C) auscultate lung sounds Rationale: A client who is post CABG is at risk for fluid volume overload and fluid volume deficit. Fluid volume overload can occur with post op heart failure. Central venous pressure measures volume, increasing pressures indicates fluid volume overload. The nurse should assess the client's lung sounds to evaluate if the client is experiencing heart failure. A decrease in central venous pressure would indicate fluid volume deficit, so the nurse would assess for signs of bleeding or administer prescribed dopamine.

The nurse is assisting a client who has hypothyroidism with meal planning. Which food should the nurse recommend the client choose? A) white rice B) packed eggs C) wheat bread D) baked chicken

C) wheat bread Rationale: The client with hypothyroidism is at high risk for constipation and should be instructed to eat foods that are high in fiber, such as wheat bread, beans, and broccoli. White rice, poached eggs, and baked chicken are not good sources of fiber and could increase constipation.

The nurse is completing discharge teaching for a client diagnosed with hepatitis A. Which statement by the client would indicate to the nurse further teaching is required? A) "I will need rest after a physical activity." B) "I should eat several small meals a day." C) "I will use a separate bathroom from my family." D) "I can resume cooking for my family when my symptoms resolve."

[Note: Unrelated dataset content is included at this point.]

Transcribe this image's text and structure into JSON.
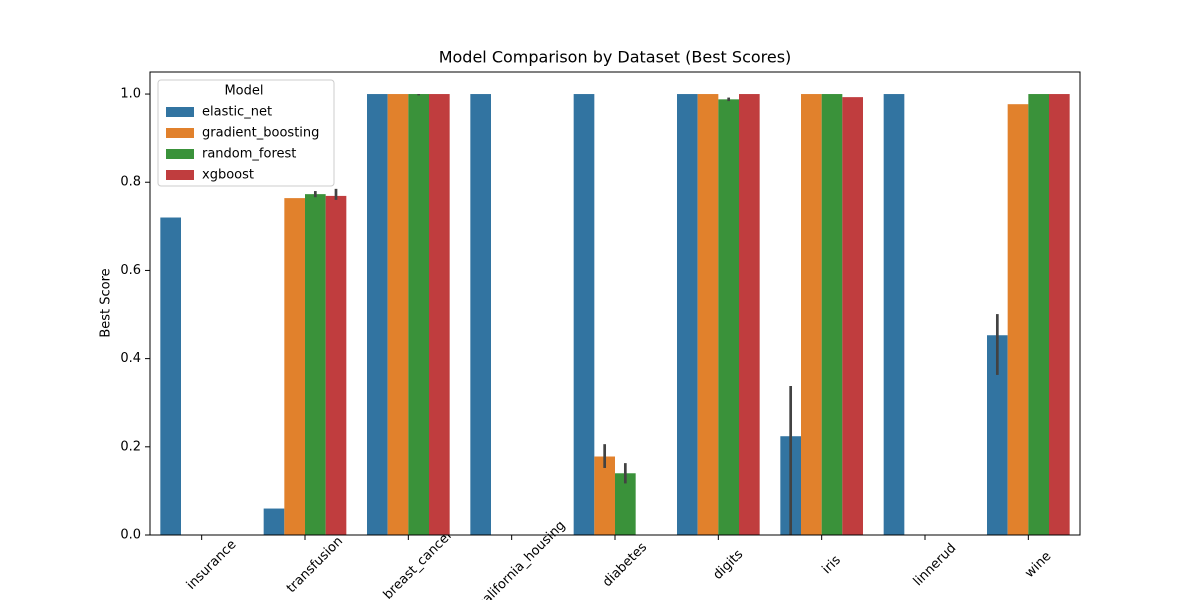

D) "I can resume cooking for my family when my symptoms resolve." Rationale: Hepatitis A virus is transmitted through fecal-oral route and causes flu-like symptoms. The virus can still be shed through the feces for up to 1 week after symptoms resolve, so the client should still maintain precautions. The client should rest after activity, eat small meals, and use a separate bathroom to prevent the transmission to family members.

The nurse is taking a health history from a Native American client. It is critical for the nurse to remember that eye contact with such clients may be interpreted as which behavior? A) expected B) professional C) enjoyable D) rude

D) rude Native Americans tend to consider direct eye contact to be impolite or aggressive among strangers. The nurse should not misinterpret lack of direct eye contact as a clinical symptom.